Cleaning For the Cleaning Lady by Kristina L. Martin
One of my writer friends recently hired a "cleaning lady" to come once a week and clean her house. My friend then pondered if she should be spending so much time cleaning for the cleaning lady* when, after all, the cleaning lady was being paid to clean. People chimed in, mostly telling my friend that it was ridiculous to clean before the cleaning lady arrived; however, many admitted to doing the very same thing. I disagreed. The silence that followed was more in keeping with having issued a personal cloud of methane rather than a differing opinion. I stood by my answer then and I still stand there now. Alone perhaps, but standing by my words.Years ago I too had a cleaning lady. It was during my pregnancy with my third child and due to some minor health issues, cleaning the house became too much for me. Every Wednesday morning at ten a cleaning wizard arrived and two hours later left behind a sparkling clean house and a happy pregnant lady. For many months she arrived armed with buckets and mops, and for many months I enlisted my family to help prepare the house for her arrival. We all cleaned for the cleaning lady and we all enjoyed having a house that was actually clean more often than not.
But we didn't really clean. We created order. What we did looked like cleaning because it was the obvious stuff. We tidied up. We picked up all the embarrassing stuff laying about that you wouldn't want strangers to see if they stopped by unannounced. We sorted through the bits and pieces of life and threw away the junk and put away the stuff worth hanging onto. We basically got our stuff into an orderly fashion. No one complained because we all knew that our money was better spent having the cleaning lady scrub toilets than sort our junk mail. Peace and order reigned and the house looked clean when the cleaning lady came with all her stuff. Then, she actually cleaned the house.
She cleaned all the nooks and crannies that you know are really filthy but you avoid looking there. She scrubbed dried dribbles of juice off the floor. She wiped the dust off the fan blades. She vacuumed the crumbs from beneath the couch cushions. She scrubbed the ring from around the bathtub. And the effect was that the house really was clean and it was orderly.
In other words, when we cleaned for the cleaning lady, we got rid of all the chaotic bits and pieces that needed attention so that the actual nitty-gritty could get done.
I've been cleaning for the cleaning lady lately in my novel as well.
Regardless of your writer's style, pantsers and plotters alike must take that very ugly first draft and turn it into an actual novel.

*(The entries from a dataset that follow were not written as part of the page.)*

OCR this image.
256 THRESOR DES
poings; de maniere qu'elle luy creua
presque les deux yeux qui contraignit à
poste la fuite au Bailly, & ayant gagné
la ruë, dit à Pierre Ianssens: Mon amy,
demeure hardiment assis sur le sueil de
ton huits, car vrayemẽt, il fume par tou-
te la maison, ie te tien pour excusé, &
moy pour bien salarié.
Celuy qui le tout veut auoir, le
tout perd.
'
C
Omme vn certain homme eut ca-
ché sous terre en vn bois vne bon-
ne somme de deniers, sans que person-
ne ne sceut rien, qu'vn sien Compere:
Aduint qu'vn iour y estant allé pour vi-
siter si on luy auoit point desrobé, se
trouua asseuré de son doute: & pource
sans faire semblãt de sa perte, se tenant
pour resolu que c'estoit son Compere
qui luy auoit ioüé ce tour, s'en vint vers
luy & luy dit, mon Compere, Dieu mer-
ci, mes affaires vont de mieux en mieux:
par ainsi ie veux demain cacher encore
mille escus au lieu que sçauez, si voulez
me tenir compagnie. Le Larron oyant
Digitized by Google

It may take many drafts to get a novel to the point that it is ready to be submitted for reading. And it may take many hours of re-writing rather than editing to make those drafts happen. That process of honing our words from rough draft to final draft is much like cleaning for the cleaning lady.
Before anyone can read your novel, you have to go through it much like you would go through your house, creating order by picking up the random bits and pieces left strewn about, tossing out the junk and putting in its rightful spot the stuff worth keeping. As we edit, we clean our words. We clean them up so that we can send them to the book cleaning lady--the editor.
This cleaning and then calling in the professionals is true whether a writer is writing novels or short stories, novice or seasoned veteran. We live in our words and make a right mess of things, only to turn around and tidy things up in order to have them seriously cleaned up. Sure we could simply write our words and then hand it over to someone else, but not many of us have the means to do so, just like most people can't afford to pay someone to pick their socks up off the floor. Instead, we do what we can on our own and then find a cleaning lady we can afford.
I am blessed to have readers with great editorial eyes as well as readers who notice the color of shirts and cars and such things. I am blessed with fairly inexpensive cleaning ladies, if you will. I create order and they help me clean up my novel. I catch the embarrassing bits that I would die if anyone saw me doing (such as subject/verb issues) but my cleaning ladies help me clean up the clunky bits of dialogue or the places I tell instead of show. Between the two of us, my word-house is fit for visitors.
So please don't fret about cleaning either your house or your novel for the cleaning lady. She'll get more of the really deep cleaning done if you've tidied up all the junky bits first.
*I used "cleaning lady" here because the person I hired was a lady; however, there are lots of cleaning services that employ men.